As you might guess, I’m also a separation-of-church-and-state guy. To me it’s the confluence of the Constitution and common sense. So when the U.S. Supreme Court ruled—a few days after the H-L article on school buses—that it’s OK to open a city council meeting with holy-for-real prayer, I dissented.
Please understand I have nothing against church or prayer—especially my church and my prayer. But I can’t help but notice that other people are partial to their prayers, spoken inside their churches. What I don’t see is the need for any of us to trot out our prayers as part of a civic meeting when we know full well our religion is not embraced by everyone.
I don’t worry about offending people who carry a Constitutional chip on their shoulder. What I worry about is shutting the people’s doors on the people. When a public entity (city council, state senate, school board, etc.) gives the official go-ahead to a specific religion at the start of a meeting, it tells those who hold other beliefs they are not a part of the crowd in charge—that they are outsiders. At worst, endorsing one religion proclaims bias. At best, it merely gives the appearance of bias.
Even if most people in an area embrace a certain religion, that doesn’t make it the official religion of the government, leaving others out in the cold. In his first inaugural address, Thomas Jefferson said, “… [T]he minority possess their equal rights, which equal law must protect—and to violate would be oppression.”

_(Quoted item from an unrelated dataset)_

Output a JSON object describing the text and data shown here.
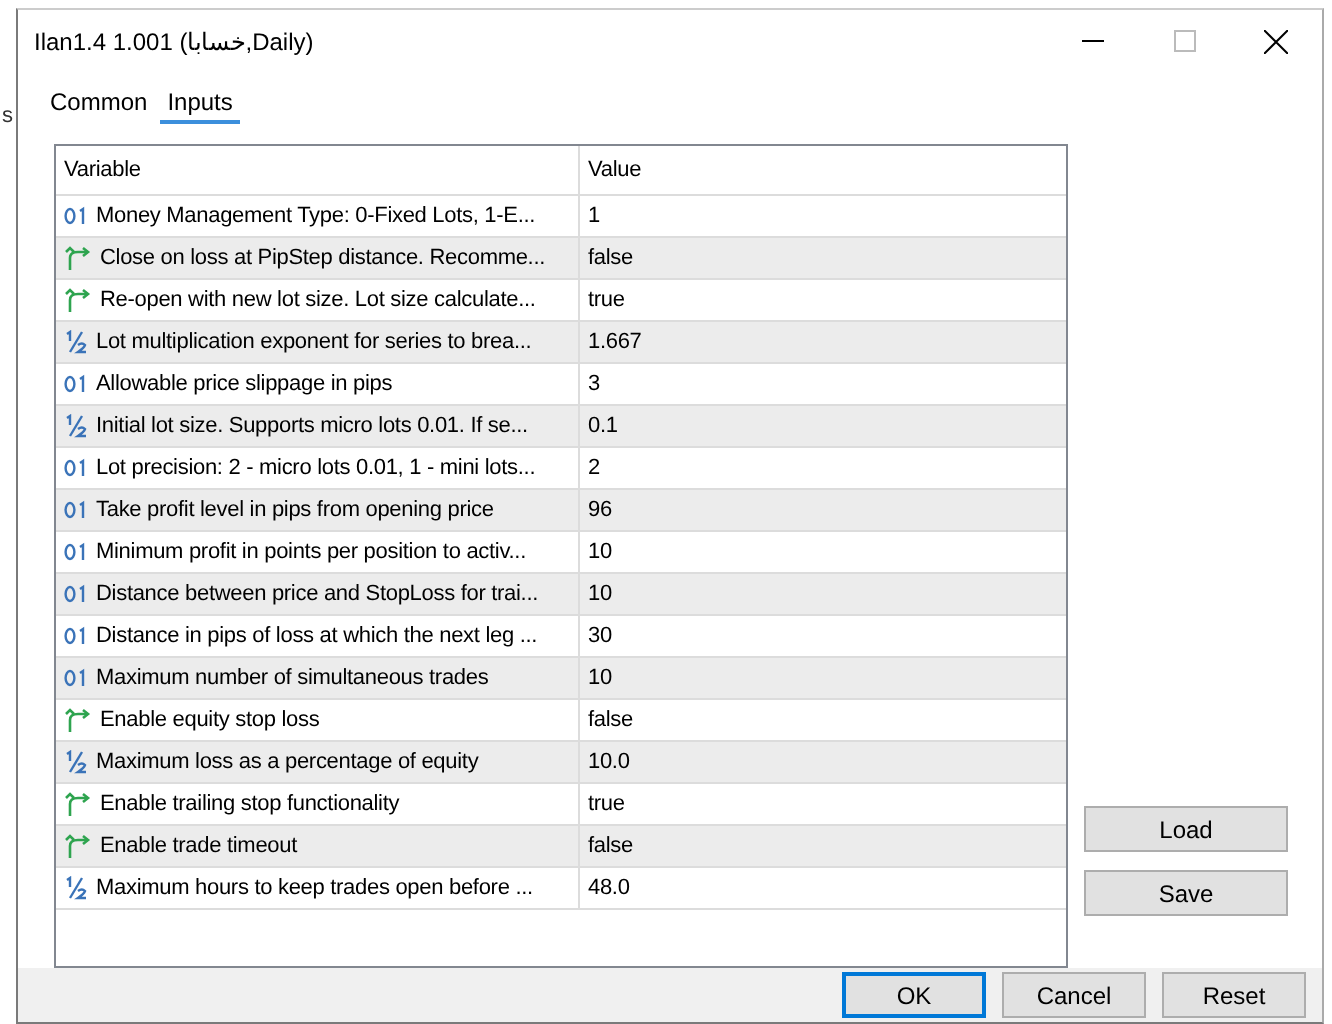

Amen, Brother Jefferson. (The dash in the quote is mine, by the way.)
So let’s get back to the bus. Let’s say I wanted to ask my county’s fiscal court to stop giving a barrel full of public cash to, say, a private, Christian school to help pay for transporting private kids on public buses. And I plan to bring up my personal-road analogy in my request.
I go to the meeting, where I’m instructed to bow my head while the Baptist minister asks God above to guide these public officials that they might be wise in their decisions.
Yeah, they might be wise. They might be biased, too. Because that’s the way it looks. And sure, I expect every elected official to carry his or her own religious beliefs—or not—but it’s not right to establish one religion as the official faith.
It used to be unconstitutional, and I predict it will be again some day.
OK, that’s enough ranting for one blog entry.
I will say this, though: Every time my sisters and I prayed for the bus to come, it did. But not always right away. And not if we had already, you know, missed it.